Research Article published BMC Bioinformatics
Background: One of the major challenges facing investigators in the microbiome field is turning large numbers of
reads generated by next-generation sequencing (NGS) platforms into biological knowledge. Effective analytical workflows
that guarantee reproducibility, repeatability, and result provenance are essential requirements of modern microbiome
research. For nearly a decade, several state-of-the-art bioinformatics tools have been developed for understanding
microbial communities living in a given sample. However, most of these tools are built with many functions that require
an in-depth understanding of their implementation and the choice of additional tools for visualizing the final output.

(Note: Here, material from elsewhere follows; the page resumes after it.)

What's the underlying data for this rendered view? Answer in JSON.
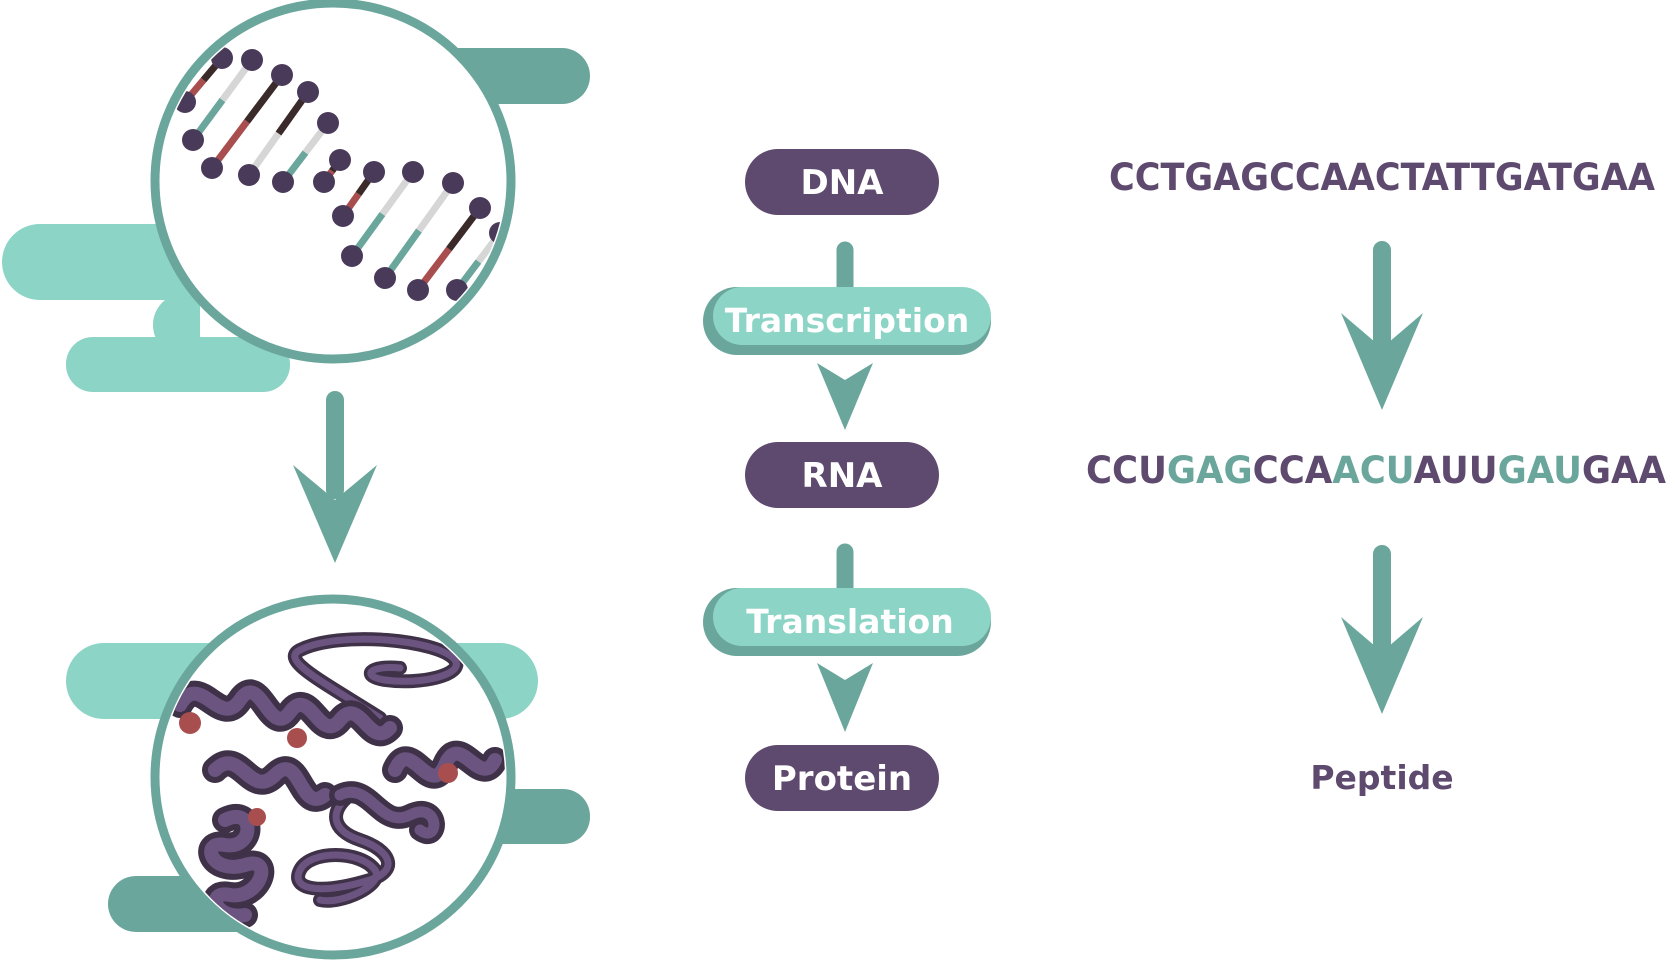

Furthermore, microbiome analysis can be time-consuming and may even require more advanced programming skills
which some investigators may be lacking.
Results: We have developed a wrapper named iMAP (Integrated Microbiome Analysis Pipeline) to provide the
microbiome research community with a user-friendly and portable tool that integrates bioinformatics analysis and data
visualization. The iMAP tool wraps functionalities for metadata profiling, quality control of reads, sequence processing and
classification, and diversity analysis of operational taxonomic units. This pipeline is also capable of generating web-based
progress reports for enhancing an approach referred to as review-as-you-go (RAYG). For the most part, the profiling of
microbial community is done using functionalities implemented in Mothur or QIIME2 platform. Also, it uses different R
packages for graphics and R-markdown for generating progress reports. We have used a case study to demonstrate the
application of the iMAP pipeline.
Conclusions: The iMAP pipeline integrates several functionalities for better identification of microbial communities
present in a given sample. The pipeline performs in-depth quality control that guarantees high-quality results and
accurate conclusions. The vibrant visuals produced by the pipeline facilitate a better understanding of the complex and
multidimensional microbiome data. The integrated RAYG approach enables the generation of web-based reports, which
provides the investigators with the intermediate output that can be reviewed progressively. The intensively analyzed case
study set a model for microbiome data analysis.